Many in the field of the public health and international development hypothesize that strengthening women’s property and inheritance rights (WPIR) may reduce susceptibility to HIV and enable households to better mitigate the economic, physical, and emotional consequences of HIV, particularly in high prevalence countries. A growing body of qualitative and programmatic evidence suggests that programs addressing both WPIR and HIV are more effective at helping women and families alleviate the consequences of HIV compared with programs that address WPIR or HIV alone. However, there is a lack of quantitative evidence to support this assumption.

To better understand the effectiveness of combination programming at this intersection, more investment is needed in data collection and monitoring to document and evaluate the impact of programs that address both WPIR and HIV. A critical first step is having a clear understanding of current programmatic and monitoring and evaluation (M&E) efforts.
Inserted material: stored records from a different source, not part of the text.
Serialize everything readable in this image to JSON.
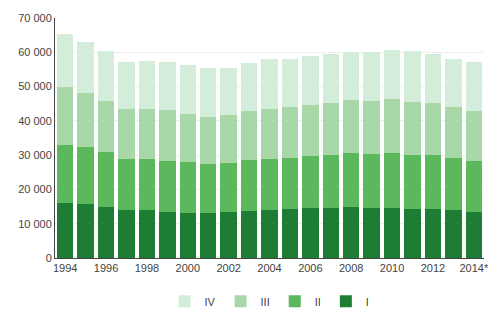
{
  "chart_data": {
    "type": "bar",
    "stacked": true,
    "categories": [
      "1994",
      null,
      "1996",
      null,
      "1998",
      null,
      "2000",
      null,
      "2002",
      null,
      "2004",
      null,
      "2006",
      null,
      "2008",
      null,
      "2010",
      null,
      "2012",
      null,
      "2014*"
    ],
    "series": [
      {
        "name": "I",
        "color": "#1e7d34",
        "values": [
          15900,
          15800,
          14900,
          14000,
          13900,
          13500,
          13200,
          13000,
          13500,
          13800,
          14000,
          14200,
          14500,
          14500,
          14800,
          14500,
          14600,
          14400,
          14400,
          13900,
          13500
        ]
      },
      {
        "name": "II",
        "color": "#5cb85c",
        "values": [
          17000,
          16700,
          16000,
          15000,
          15000,
          14800,
          14700,
          14300,
          14200,
          14700,
          14900,
          15000,
          15200,
          15500,
          15800,
          15800,
          15900,
          15700,
          15600,
          15200,
          14800
        ]
      },
      {
        "name": "III",
        "color": "#a8d8a8",
        "values": [
          17000,
          15600,
          15000,
          14500,
          14500,
          14800,
          14000,
          13800,
          14000,
          14500,
          14600,
          14800,
          15000,
          15200,
          15500,
          15600,
          15800,
          15500,
          15200,
          15000,
          14500
        ]
      },
      {
        "name": "IV",
        "color": "#d4edda",
        "values": [
          15500,
          14900,
          14600,
          13600,
          14100,
          14000,
          14500,
          14200,
          13800,
          14000,
          14500,
          14000,
          14300,
          14400,
          14000,
          14100,
          14500,
          14700,
          14400,
          13900,
          14500
        ]
      }
    ],
    "ylim": [
      0,
      70000
    ],
    "yticks": [
      0,
      {
        "value": 10000,
        "label": "10 000"
      },
      {
        "value": 20000,
        "label": "20 000"
      },
      {
        "value": 30000,
        "label": "30 000"
      },
      {
        "value": 40000,
        "label": "40 000"
      },
      {
        "value": 50000,
        "label": "50 000"
      },
      {
        "value": 60000,
        "label": "60 000"
      },
      {
        "value": 70000,
        "label": "70 000"
      }
    ],
    "grid": true,
    "legend": "bottom"
  }
}
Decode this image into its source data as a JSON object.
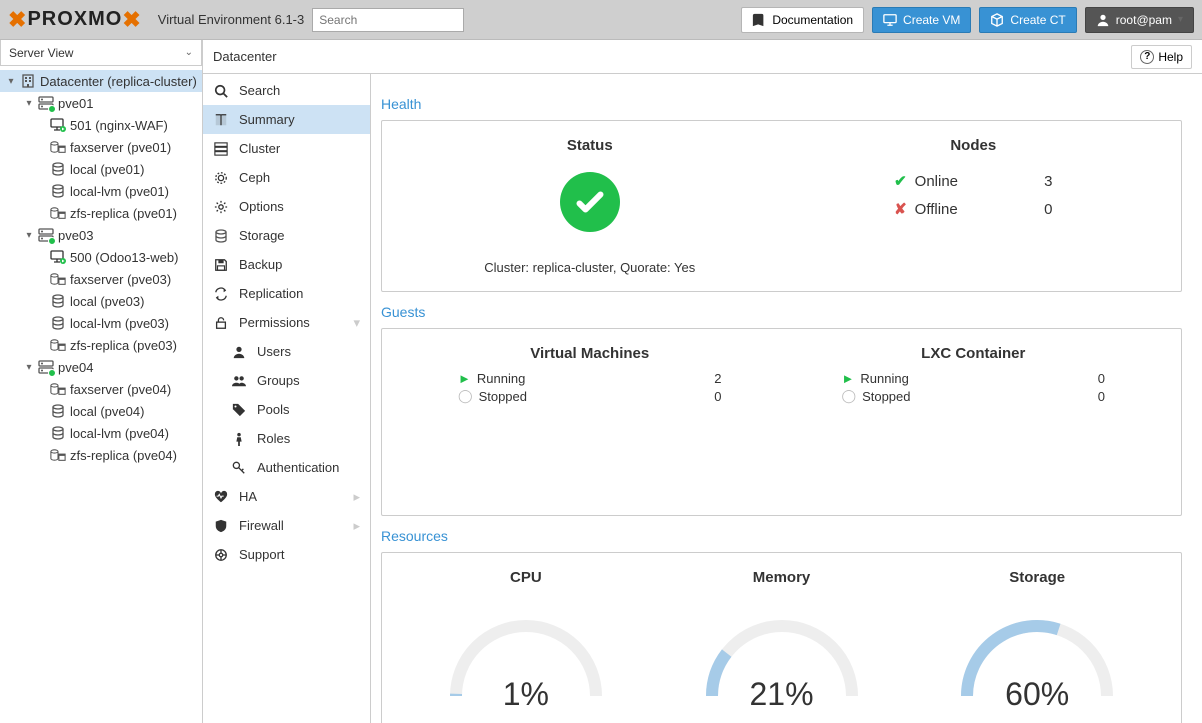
{
  "topbar": {
    "brand": "PROXMO",
    "version": "Virtual Environment 6.1-3",
    "search_placeholder": "Search",
    "doc_label": "Documentation",
    "create_vm_label": "Create VM",
    "create_ct_label": "Create CT",
    "user_label": "root@pam"
  },
  "tree": {
    "view_label": "Server View",
    "root": "Datacenter (replica-cluster)",
    "nodes": [
      {
        "name": "pve01",
        "children": [
          {
            "label": "501 (nginx-WAF)",
            "icon": "vm"
          },
          {
            "label": "faxserver (pve01)",
            "icon": "storage-dir"
          },
          {
            "label": "local (pve01)",
            "icon": "storage"
          },
          {
            "label": "local-lvm (pve01)",
            "icon": "storage"
          },
          {
            "label": "zfs-replica (pve01)",
            "icon": "storage-dir"
          }
        ]
      },
      {
        "name": "pve03",
        "children": [
          {
            "label": "500 (Odoo13-web)",
            "icon": "vm"
          },
          {
            "label": "faxserver (pve03)",
            "icon": "storage-dir"
          },
          {
            "label": "local (pve03)",
            "icon": "storage"
          },
          {
            "label": "local-lvm (pve03)",
            "icon": "storage"
          },
          {
            "label": "zfs-replica (pve03)",
            "icon": "storage-dir"
          }
        ]
      },
      {
        "name": "pve04",
        "children": [
          {
            "label": "faxserver (pve04)",
            "icon": "storage-dir"
          },
          {
            "label": "local (pve04)",
            "icon": "storage"
          },
          {
            "label": "local-lvm (pve04)",
            "icon": "storage"
          },
          {
            "label": "zfs-replica (pve04)",
            "icon": "storage-dir"
          }
        ]
      }
    ]
  },
  "breadcrumb": "Datacenter",
  "help_label": "Help",
  "config_items": [
    {
      "label": "Search",
      "icon": "search"
    },
    {
      "label": "Summary",
      "icon": "book",
      "selected": true
    },
    {
      "label": "Cluster",
      "icon": "cluster"
    },
    {
      "label": "Ceph",
      "icon": "ceph"
    },
    {
      "label": "Options",
      "icon": "gear"
    },
    {
      "label": "Storage",
      "icon": "storage"
    },
    {
      "label": "Backup",
      "icon": "floppy"
    },
    {
      "label": "Replication",
      "icon": "replication"
    },
    {
      "label": "Permissions",
      "icon": "lock",
      "expandable": true
    },
    {
      "label": "Users",
      "icon": "user",
      "sub": true
    },
    {
      "label": "Groups",
      "icon": "users",
      "sub": true
    },
    {
      "label": "Pools",
      "icon": "tags",
      "sub": true
    },
    {
      "label": "Roles",
      "icon": "male",
      "sub": true
    },
    {
      "label": "Authentication",
      "icon": "key",
      "sub": true
    },
    {
      "label": "HA",
      "icon": "heartbeat",
      "arrow": true
    },
    {
      "label": "Firewall",
      "icon": "shield",
      "arrow": true
    },
    {
      "label": "Support",
      "icon": "support"
    }
  ],
  "health": {
    "section": "Health",
    "status_title": "Status",
    "status_text": "Cluster: replica-cluster, Quorate: Yes",
    "nodes_title": "Nodes",
    "online_label": "Online",
    "online_count": "3",
    "offline_label": "Offline",
    "offline_count": "0",
    "colors": {
      "ok": "#21bf4b",
      "bad": "#d9534f"
    }
  },
  "guests": {
    "section": "Guests",
    "vm_title": "Virtual Machines",
    "lxc_title": "LXC Container",
    "running_label": "Running",
    "stopped_label": "Stopped",
    "vm_running": "2",
    "vm_stopped": "0",
    "lxc_running": "0",
    "lxc_stopped": "0"
  },
  "resources": {
    "section": "Resources",
    "cpu": {
      "title": "CPU",
      "pct": "1%",
      "value": 0.01
    },
    "mem": {
      "title": "Memory",
      "pct": "21%",
      "value": 0.21
    },
    "storage": {
      "title": "Storage",
      "pct": "60%",
      "value": 0.6
    },
    "gauge_fill": "#a6cbe8",
    "gauge_track": "#eeeeee"
  }
}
This compendium aims to fill this gap by reviewing programs working at the intersection of HIV and WPIR in Kenya and Uganda, countries that have been heavily affected by the HIV epidemic and subsequently are experiencing a high occurrence of property grabbing and disinheritance from widows and orphans.

The compendium includes descriptions and analysis of the 11 identified organizations and two in-depth case studies. Though not meant to be exhaustive, the compendium represents the depth and breadth of current programming in Kenya and Uganda that includes both WPIR and HIV. We summarize current programmatic and M&E approaches, discuss strengths and challenges of each, and provide recommendations for next steps.